Part of the difficulty with the term is that it seeks to construct and apply a common conceptual framework across diverse cultures and peoples. Different anthropologists studying different peoples therefore draw conflicting conclusions about the nature, structure and practices of tribes. Writing on the Kurdish peoples, anthropologist Martin van Bruinessen argued, "the terms of standard anthropological usage, 'tribe', 'clan' and 'lineage' appear to be a straitjacket that ill fits the social reality of Kurdistan".
There are further negative connotations of the term "tribe" that have reduced its use. Writing in 2013, scholar Matthew Ortoleva noted that "like the word Indian, [t]ribe is a word that has connotations of colonialism." Survival International says "It is important to make the distinction between tribal and indigenous because tribal peoples have a special status acknowledged in international law as well as problems in addition to those faced by the wider category of indigenous peoples."
Few tribes today remain isolated from the development of the modern state system. Tribes have lost their legitimacy to conduct traditional functions, such as tithing, delivering justice and defending territory, with these being replaced by states functions and institutions, such as taxation, law courts and the military. Most have suffered decline and loss of cultural identity. Some have adapted to the new political context and transformed their culture and practices in order to survive, whilst others have secured legal rights and protections.

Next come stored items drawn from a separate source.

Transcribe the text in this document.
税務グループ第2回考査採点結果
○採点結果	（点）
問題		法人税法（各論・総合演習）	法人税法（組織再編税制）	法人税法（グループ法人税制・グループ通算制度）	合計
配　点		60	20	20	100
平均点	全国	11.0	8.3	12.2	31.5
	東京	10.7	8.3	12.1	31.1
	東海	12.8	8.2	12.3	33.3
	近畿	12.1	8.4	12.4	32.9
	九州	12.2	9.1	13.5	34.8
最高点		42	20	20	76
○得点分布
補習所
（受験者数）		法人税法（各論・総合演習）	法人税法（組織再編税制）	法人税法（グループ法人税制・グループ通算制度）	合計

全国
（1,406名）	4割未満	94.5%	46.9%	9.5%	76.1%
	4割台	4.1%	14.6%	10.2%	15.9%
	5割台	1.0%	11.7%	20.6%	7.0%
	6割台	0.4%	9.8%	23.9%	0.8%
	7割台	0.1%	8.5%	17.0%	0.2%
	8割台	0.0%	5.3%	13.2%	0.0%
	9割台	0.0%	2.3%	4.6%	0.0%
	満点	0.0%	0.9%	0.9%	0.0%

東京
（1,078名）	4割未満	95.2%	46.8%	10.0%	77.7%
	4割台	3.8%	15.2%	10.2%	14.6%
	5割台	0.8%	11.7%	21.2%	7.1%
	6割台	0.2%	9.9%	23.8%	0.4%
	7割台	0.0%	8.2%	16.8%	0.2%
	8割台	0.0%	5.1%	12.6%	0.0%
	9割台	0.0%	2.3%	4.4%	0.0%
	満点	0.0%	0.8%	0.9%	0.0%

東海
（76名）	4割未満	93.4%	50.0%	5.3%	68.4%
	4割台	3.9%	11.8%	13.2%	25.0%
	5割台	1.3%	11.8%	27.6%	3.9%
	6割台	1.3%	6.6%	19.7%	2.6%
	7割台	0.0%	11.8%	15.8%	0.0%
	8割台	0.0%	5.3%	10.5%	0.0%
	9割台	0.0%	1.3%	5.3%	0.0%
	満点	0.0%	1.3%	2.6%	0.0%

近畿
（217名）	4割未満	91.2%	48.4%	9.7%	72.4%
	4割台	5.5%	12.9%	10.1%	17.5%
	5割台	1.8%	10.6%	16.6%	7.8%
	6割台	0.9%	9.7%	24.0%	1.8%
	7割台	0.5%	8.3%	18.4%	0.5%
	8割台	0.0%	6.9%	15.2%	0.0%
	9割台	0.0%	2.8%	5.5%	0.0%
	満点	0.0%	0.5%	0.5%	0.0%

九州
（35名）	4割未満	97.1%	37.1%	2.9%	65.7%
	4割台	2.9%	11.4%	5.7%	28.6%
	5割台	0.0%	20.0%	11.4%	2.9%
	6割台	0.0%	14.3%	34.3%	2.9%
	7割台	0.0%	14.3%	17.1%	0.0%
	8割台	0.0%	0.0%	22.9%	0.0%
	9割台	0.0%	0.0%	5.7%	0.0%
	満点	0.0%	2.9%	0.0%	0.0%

Anthropologist Morton Fried proposed that most surviving tribes do not have their origin in pre-state tribes, but rather in pre-state bands. Such "secondary" tribes, he suggested, developed as modern products of state expansion. Bands comprise small, mobile, and fluid social formations with weak leadership. They do not generate surpluses, pay no taxes, and support no standing army. Fried argued that secondary tribes develop in one of two ways. First, states could set them up as means to extend administrative and economic influence in their hinterland, where direct political control costs too much. States would encourage (or require) people on their frontiers to form more clearly bounded and centralized polities, because such polities could begin producing surpluses and taxes, and would have a leadership responsive to the needs of neighboring states (the so-called "scheduled" tribes of the United States or of British India provide good examples of this). Second, bands could form "secondary" tribes as a means to defend against state expansion. Members of bands would form more clearly bounded and centralized polities, because such polities could begin producing surpluses that could support a standing army that could fight against states, and they would have a leadership that could co-ordinate economic production and military activities.
In the Native American tribes of North America, tribes are considered polities, or sovereign nations, that have retained or been granted legal recognition and some degree of autonomy by a national or federal government.